What’s On My Mind?

Before I get to my rant, I had the pleasure of being on the The Armenian Council for Truth in Journalism broadcast last night (11 July, 2020). It was a blast chopping it with these fellas. Check it out below.

Now what’s on my mind?

I rail against the tech press on my podcast (Thank You For Your Servers) because I see an insidious “Left” worldview taking hold like the pathological zeitgeist it is. I remember when Venture Capitalist and the swashbuckling entrepreneur they funded were lionized. Was this healthy? Not entirely, but at least they were honest in that bias and awe. Now the pendulum has swung leftward ideologically and it’s just gotten embarrassing transparent. Bulwarks against this trend of “gotcha” tech Journalism (really activism) are Balaji S. Srinivasan and Jason Calacanis. Both are men I respect for their respective business acumen and insights. Both these men have called out the current crop of the tech press for their questionable ethics (or lack thereof here and here). Details and links to the latest dust up between the Tech VC class and the tech press were chronicled on Axios.

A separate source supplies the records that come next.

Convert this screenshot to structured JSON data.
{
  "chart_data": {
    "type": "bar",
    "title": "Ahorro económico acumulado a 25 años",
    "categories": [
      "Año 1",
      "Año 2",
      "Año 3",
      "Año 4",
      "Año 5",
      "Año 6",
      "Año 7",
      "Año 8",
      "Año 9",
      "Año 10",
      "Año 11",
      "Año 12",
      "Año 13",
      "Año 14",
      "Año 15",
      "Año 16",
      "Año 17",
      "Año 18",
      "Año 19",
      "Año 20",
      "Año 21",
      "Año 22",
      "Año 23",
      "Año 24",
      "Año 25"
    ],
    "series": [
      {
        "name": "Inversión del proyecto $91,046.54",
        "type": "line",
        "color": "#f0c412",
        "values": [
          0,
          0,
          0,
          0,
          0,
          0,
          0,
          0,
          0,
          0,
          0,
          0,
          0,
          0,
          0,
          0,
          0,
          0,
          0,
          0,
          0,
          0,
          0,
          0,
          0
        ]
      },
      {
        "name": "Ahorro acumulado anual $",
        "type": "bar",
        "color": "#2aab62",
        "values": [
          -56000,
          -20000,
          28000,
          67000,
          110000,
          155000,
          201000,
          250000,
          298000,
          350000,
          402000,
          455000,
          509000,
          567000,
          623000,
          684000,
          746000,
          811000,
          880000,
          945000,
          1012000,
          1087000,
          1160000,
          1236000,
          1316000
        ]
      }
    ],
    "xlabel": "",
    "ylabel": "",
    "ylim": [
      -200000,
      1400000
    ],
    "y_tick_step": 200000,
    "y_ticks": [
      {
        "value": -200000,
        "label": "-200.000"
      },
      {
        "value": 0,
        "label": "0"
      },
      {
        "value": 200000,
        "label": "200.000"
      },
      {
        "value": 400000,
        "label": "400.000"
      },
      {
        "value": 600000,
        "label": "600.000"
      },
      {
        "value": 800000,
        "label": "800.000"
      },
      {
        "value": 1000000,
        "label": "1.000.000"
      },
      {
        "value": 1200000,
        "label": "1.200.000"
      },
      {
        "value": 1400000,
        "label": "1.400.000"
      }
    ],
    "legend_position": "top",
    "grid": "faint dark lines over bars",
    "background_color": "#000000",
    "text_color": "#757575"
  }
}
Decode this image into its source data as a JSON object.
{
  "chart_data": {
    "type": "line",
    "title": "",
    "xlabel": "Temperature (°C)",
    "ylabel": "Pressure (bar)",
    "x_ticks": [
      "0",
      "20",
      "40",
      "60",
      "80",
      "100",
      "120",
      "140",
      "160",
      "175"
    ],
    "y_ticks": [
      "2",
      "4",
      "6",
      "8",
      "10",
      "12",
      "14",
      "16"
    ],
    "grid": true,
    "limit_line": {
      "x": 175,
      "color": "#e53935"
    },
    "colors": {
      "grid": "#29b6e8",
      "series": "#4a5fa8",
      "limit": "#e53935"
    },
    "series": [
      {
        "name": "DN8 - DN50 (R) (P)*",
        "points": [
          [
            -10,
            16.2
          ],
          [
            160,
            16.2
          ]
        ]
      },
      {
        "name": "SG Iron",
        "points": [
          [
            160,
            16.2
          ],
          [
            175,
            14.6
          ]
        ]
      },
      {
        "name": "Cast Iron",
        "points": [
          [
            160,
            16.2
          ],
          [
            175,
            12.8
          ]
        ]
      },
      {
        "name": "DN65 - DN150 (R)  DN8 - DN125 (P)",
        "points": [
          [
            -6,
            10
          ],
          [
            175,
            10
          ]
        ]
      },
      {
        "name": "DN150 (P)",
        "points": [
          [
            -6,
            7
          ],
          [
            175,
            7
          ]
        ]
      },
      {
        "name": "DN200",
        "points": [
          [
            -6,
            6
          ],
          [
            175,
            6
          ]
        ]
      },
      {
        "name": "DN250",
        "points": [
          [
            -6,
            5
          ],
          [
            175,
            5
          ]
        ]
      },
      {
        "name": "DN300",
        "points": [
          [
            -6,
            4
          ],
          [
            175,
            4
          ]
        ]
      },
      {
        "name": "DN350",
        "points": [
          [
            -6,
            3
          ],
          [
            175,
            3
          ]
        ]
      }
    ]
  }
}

Because of episodes like this, the detente between the tech press and the Venture capitalists class has broken down. Exacerbated by the fact that the tech industry has begun to eat the traditional press and medias life blood (audiences and the advertising revenue they bring). Going so far as to blame the Tech Industries as a whole, who have historically been free Market leaning, activities as the chief culprit for all of society’s ills and threatening Democratic institutions.  Something for which the Press seems to think they have had no culpability in themselves. 

I, for one,  am glad that the mask is coming off. But at the same time it saddens me that the industry I love has been infiltrated by generation of “Journalist” who seemingly have no technical knowledge about what it takes to build the companies they write about and aren’t at all enthusiast.  They don’t believe in the markets that create these companies nor the industries these companies enable. They focus too much on the human interest stories of suffering and not on the human empowering stories of technology. No industry is the last 25 years has been more of a force for good. We should no doubt chronicle the displacement and disruption but let us have a story or two that puts some of this angst in perspective.